The extensive territory of Clann Aeda Buide—Clandeboye—constituted what is now south County Antrim, north and east County Down, and southeast County Derry. It had formed part of the Anglo-Norman earldom of Ulster before the demise of the de Burgh earls in the early fourteenth century. By about 1350, the area had been seized and settled by a branch of the Uf Neill (O’Neills) descended from Aed Buide (Hugh "the yellow-haired"). These were breakaway members of the lineage with aspirations to the kingship, forced to the margins of Tf nEogain (Tyrone) in the decades after Aed’s death in 1283. Within a century the Clandeboye O’Neills had established themselves as one of the most successful uirrithe, or under kings, to emerge in later medieval Ireland. Theoretically vassals of Ua Neill of Tyrone, in reality they were largely autonomous, acknowledging Ua Neill’s claims to overlordship and paying him tribute only by compulsion. By 1450, their power encompassed most of Antrim and Down, and their chieftain, Ua Neill Buide, was reputed a man of great wealth. According to a later English estimate, probably derived from local native sources, Clandeboye was cattle country, its extensive grazing lands capable of feeding many thousands of cows.

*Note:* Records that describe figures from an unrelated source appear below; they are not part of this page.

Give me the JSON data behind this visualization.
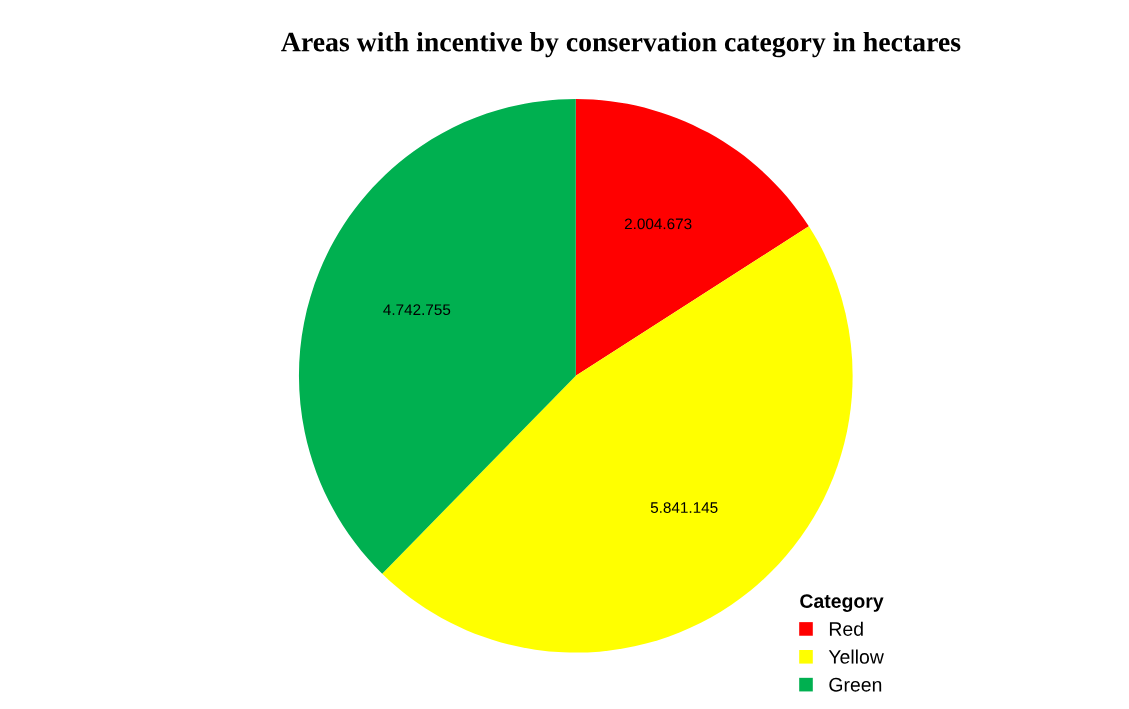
{
  "chart_data": {
    "type": "pie",
    "title": "Areas with incentive by conservation category in hectares",
    "categories": [
      "Red",
      "Yellow",
      "Green"
    ],
    "values": [
      2004673,
      5841145,
      4742755
    ],
    "value_labels": [
      "2.004.673",
      "5.841.145",
      "4.742.755"
    ],
    "colors": [
      "#ff0000",
      "#ffff00",
      "#00b050"
    ],
    "legend_title": "Category",
    "legend": "bottom right"
  }
}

Despite the frequent enmity between them, the Clandeboye O’Neills owed their successful settlement of East Ulster to the actions of the O’Neills of Tyrone—particularly to Niall Mor Ua Neill (d. 1398). Initially, by driving out many Anglo-Norman settlers, Niall created the vacuum that the Clandeboye sept was able to exploit. Subsequently, by also waging war on the Scottish MacDonnells, he provided the lineage with ready-made allies willing to help them sustain their struggle against him and his successors. The O’Donnells also supported them, as did, occasionally, the English colonial government in Dublin. Thus, when Eoghan, the Great O’Neill, invaded the territory in 1444, the Clandeboye forces were strong enough to defeat him. A similar attempt by Eoghan’s son, Henry (Enrf) Ua Neill, suffered the same fate in 1476. Efforts to rejuvenate the English colony in 1481 collapsed when Conn Ua Neill of Clandeboye had the government-appointed seneschal of Ulster blinded and castrated.


Clandeboye remained strong until the mid-sixteenth century, when a series of successional disputes weakened it internally, and externally it was menaced first by the territorial ambitions of their erstwhile allies, the MacDonnells, and later by the dramatic reemergence of English military power in East Ulster. After 1584, the English government split the lordship between rival claimants, dividing it into North and South Clandeboye, a development that hastened the family’s decline. Their autonomous status disappeared after the Nine Years’ War, and early in the seventeenth century they lost large parts of their territory.

The valuable manuscript book, the Leabhar Cloinne Aodh Buidhe (Royal Irish Academy, MS 24 p. 33), was composed circa 1680 for the then head of the family, Cormac Ua Neill. It contains some uniquely valuable material of late-medieval provenance, most notably the "Ceart Ui Neill," a list of tributes claimed by the O’Neills throughout Ulster, and a duanaire, or bardic poem book, containing poems by members of the O Gnimh, Mac An Bhaird, O Maolchonaire, and Mac Mhuireadhaigh families.